Statali, aumento da 600 milioni Dubbi sulla copertura finanziaria

da Roma

Gli aumenti agli statali, che costano 600 milioni di euro, non altereranno gli equilibri del bilancio pubblico. Il primo commento del premier Romano Prodi dopo la trattativa di lunedì notte riguarda l’aspetto meno chiaro dell’intesa. E cioè la copertura. Tanto che c’è chi solleva pesanti dubbi, come Giuseppe Vegas, ex viceministro dell’Economia ed esperto di finanza pubblica. L’accordo - secondo l’esponente azzurro - «è senza copertura finanziaria. Far decorrere gli aumenti economici da febbraio 2007 senza disporre contestualmente delle somme sufficienti che l’esecutivo si è impegnato a reperire nella Finanziaria 2008, significa dar corso da oggi ad una spesa palesemente scoperta. A questo punto si porrà il problema del via libera della Corte dei Conti agli aumenti».
Per Prodi «abbiamo preparato tutto perché questa somma ha delle scadenze che si armonizzano con gli equilibri del nostro bilancio». In altre parole gli aumenti arriveranno in busta paga a partire dal 2008. Questo un po’ perché i vari passaggi per rendere esecutivo l’accordo richiederanno effettivamente tempo e la gran parte dei comparti potrebbe vederli solo nel 2008. Poi perché la copertura non potrà che arrivare con la prossima Finanziaria, visto che a questo punto è difficile riaprire la partita del tesoretto (l’extragettito).
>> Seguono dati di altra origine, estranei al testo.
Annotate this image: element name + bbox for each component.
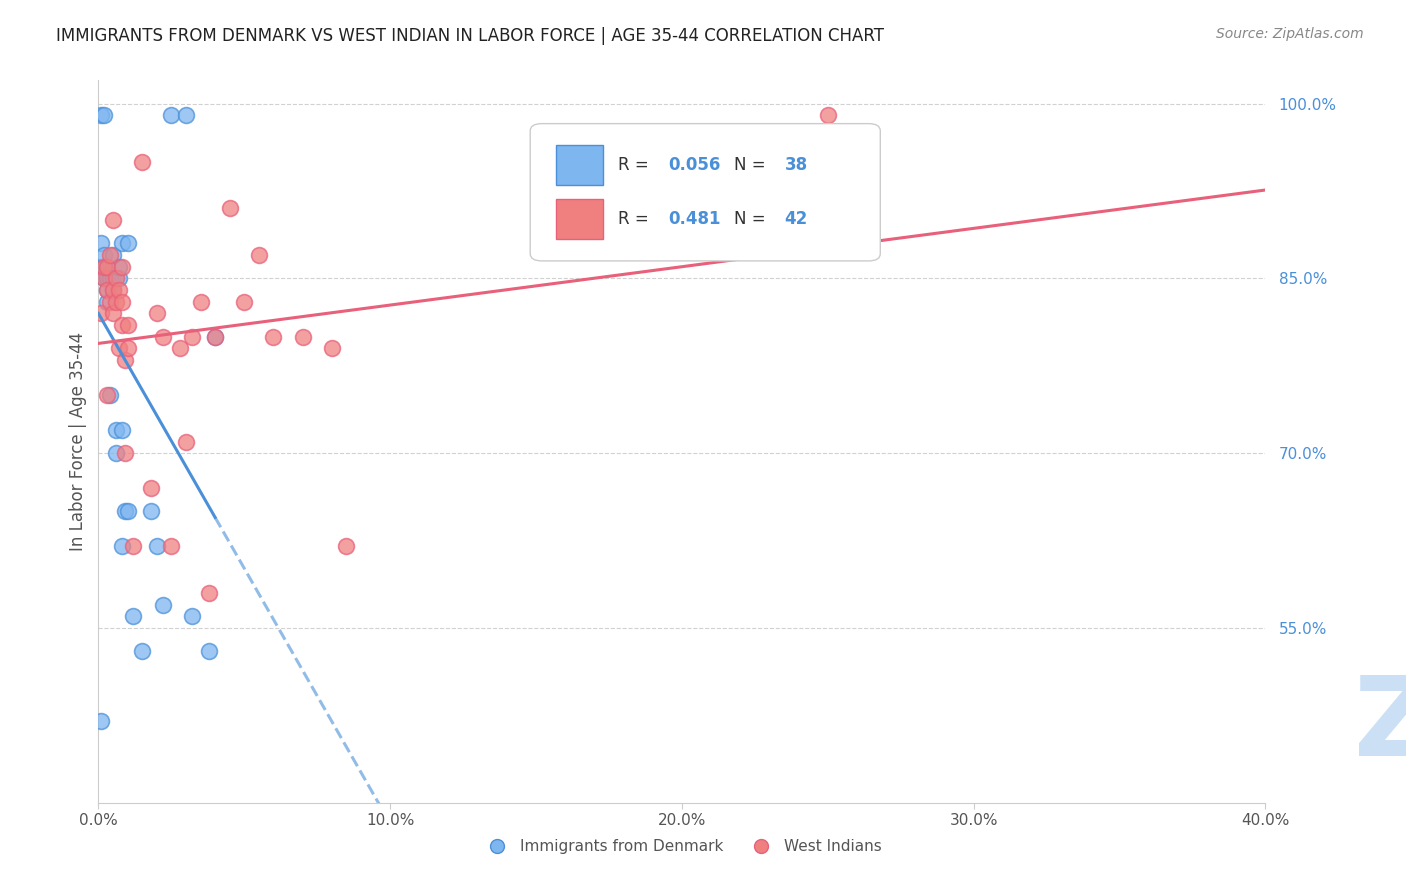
- Point: [111, 318, 134, 332]
- Point: [104, 271, 127, 285]
- Point: [131, 644, 153, 658]
- Point: [90, 108, 112, 122]
- Point: [190, 294, 212, 309]
- Point: [104, 294, 127, 309]
- Point: [96, 283, 118, 297]
- Point: [101, 213, 124, 227]
- Point: [233, 294, 256, 309]
- Point: [114, 353, 136, 368]
- Bar: [555, 145, 603, 185]
- Text: Source: ZipAtlas.com: Source: ZipAtlas.com: [1216, 27, 1364, 41]
- Point: [90, 714, 112, 729]
- Point: [335, 540, 357, 554]
- Point: [817, 108, 839, 122]
- Text: IMMIGRANTS FROM DENMARK VS WEST INDIAN IN LABOR FORCE | AGE 35-44 CORRELATION CH: IMMIGRANTS FROM DENMARK VS WEST INDIAN I…: [56, 27, 884, 45]
- Point: [90, 260, 112, 274]
- Point: [321, 341, 343, 355]
- Text: 0.056: 0.056: [668, 156, 720, 174]
- Point: [198, 644, 221, 658]
- Point: [180, 609, 202, 624]
- Point: [93, 248, 115, 262]
- Point: [198, 586, 221, 600]
- Point: [108, 283, 131, 297]
- Point: [90, 306, 112, 320]
- Text: R =: R =: [617, 210, 654, 228]
- Point: [96, 260, 118, 274]
- Point: [90, 236, 112, 251]
- Point: [204, 329, 226, 343]
- Point: [174, 108, 197, 122]
- Point: [247, 248, 270, 262]
- Point: [117, 318, 139, 332]
- Point: [101, 283, 124, 297]
- Point: [160, 108, 183, 122]
- Point: [114, 504, 136, 518]
- Point: [93, 271, 115, 285]
- Point: [122, 609, 145, 624]
- Point: [180, 329, 202, 343]
- Point: [117, 236, 139, 251]
- Y-axis label: In Labor Force | Age 35-44: In Labor Force | Age 35-44: [69, 332, 87, 551]
- Point: [291, 329, 314, 343]
- Point: [101, 271, 124, 285]
- Point: [152, 329, 174, 343]
- Point: [104, 423, 127, 437]
- Point: [111, 236, 134, 251]
- Point: [139, 481, 162, 495]
- Point: [96, 260, 118, 274]
- Point: [204, 329, 226, 343]
- Point: [122, 540, 145, 554]
- Point: [160, 540, 183, 554]
- Point: [218, 202, 240, 216]
- Point: [96, 388, 118, 402]
- Point: [111, 423, 134, 437]
- Legend: Immigrants from Denmark, West Indians: Immigrants from Denmark, West Indians: [475, 833, 889, 860]
- Point: [96, 271, 118, 285]
- Text: N =: N =: [734, 210, 772, 228]
- Text: ZIP: ZIP: [1354, 673, 1406, 780]
- Point: [96, 294, 118, 309]
- Point: [96, 271, 118, 285]
- Point: [111, 294, 134, 309]
- Text: R =: R =: [617, 156, 654, 174]
- Point: [93, 260, 115, 274]
- Point: [169, 341, 191, 355]
- Point: [93, 260, 115, 274]
- Point: [111, 540, 134, 554]
- Point: [93, 271, 115, 285]
- Point: [96, 283, 118, 297]
- Point: [146, 306, 169, 320]
- Point: [262, 329, 284, 343]
- Point: [101, 283, 124, 297]
- Point: [111, 260, 134, 274]
- Point: [101, 306, 124, 320]
- Text: N =: N =: [734, 156, 772, 174]
- Point: [152, 598, 174, 612]
- Point: [114, 446, 136, 460]
- FancyBboxPatch shape: [530, 124, 880, 260]
- Text: 42: 42: [785, 210, 808, 228]
- Point: [117, 341, 139, 355]
- Point: [131, 154, 153, 169]
- Point: [101, 248, 124, 262]
- Point: [108, 260, 131, 274]
- Point: [139, 504, 162, 518]
- Point: [104, 446, 127, 460]
- Point: [98, 294, 121, 309]
- Point: [117, 504, 139, 518]
- Point: [108, 341, 131, 355]
- Bar: [555, 200, 603, 239]
- Point: [98, 248, 121, 262]
- Point: [174, 434, 197, 449]
- Point: [108, 271, 131, 285]
- Point: [98, 271, 121, 285]
- Text: 0.481: 0.481: [668, 210, 720, 228]
- Point: [93, 108, 115, 122]
- Point: [146, 540, 169, 554]
- Point: [98, 388, 121, 402]
- Text: 38: 38: [785, 156, 807, 174]
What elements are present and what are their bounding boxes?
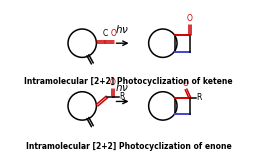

La parte economica dell’accordo, in realtà, è stata la più semplice da raggiungere al tavolo di lunedì notte. Sull’allungamento della vigenza dei contratti da due a tre anni, invece, la trattativa è stata accesa. Tanto che alla fine è stato deciso di siglare due accordi separati: quello sugli aumenti firmato anche dalle confederazioni Cgil, Cisl e Uil e l’altro sottoscritto solo dai sindacati di categoria. In sostanza si chiede ai sindacati di trovare entro e non oltre il dicembre 2007 un accordo. La triennalizzazione sarà sperimentale, limitata al triennio 2008-2010. Un risultato importante, soprattutto per Cisl e Uil che sperano di prendere spunto per rilanciare la riforma dei contratti. «Un vero nuovo modello contrattuale - per il segretario generale della Cisl Raffaele Bonanni - si avrà solo quando la produttività e i salari correranno affiancati». Anche per il leader della Uil Luigi Angeletti «la triennalizzazione rappresenta un primo passo verso questo obiettivo». Novità «interessante» anche per il direttore generale di Confindustria Maurizio Beretta. Parole più caute da Epifani, che durante la trattativa ha cercato di fare stralciare questa parte. Il segretario della Cgil vorrebbe affrontare una riforma complessiva, ma solo quando saranno chiuse le vertenze degli alimentaristi e dei metalmeccanici. E «senza farci dettare i tempi da nessuno».
C’è poi l’aspetto più politico della vicenda. Nella volontà di chiudere con i sindacati ed evitare lo sciopero (ieri sono stati revocati sia quello del 1° giugno sia quello del 4 del comparto scuola) ha pesato la sconfitta elettorale del centrosinistra alle amministrative. Ma nel governo c’è chi fa notare che sarebbe stato meglio capitalizzare i consensi dei dipendenti pubblici prima del voto. La voce più critica è stata quella del vicepremier Francesco Rutelli che ha espresso soddisfazione per l’accordo, ma ha sottolineato come la Margherita aveva «da tempo» chiesto di «risolvere in maniera positiva prima delle elezioni».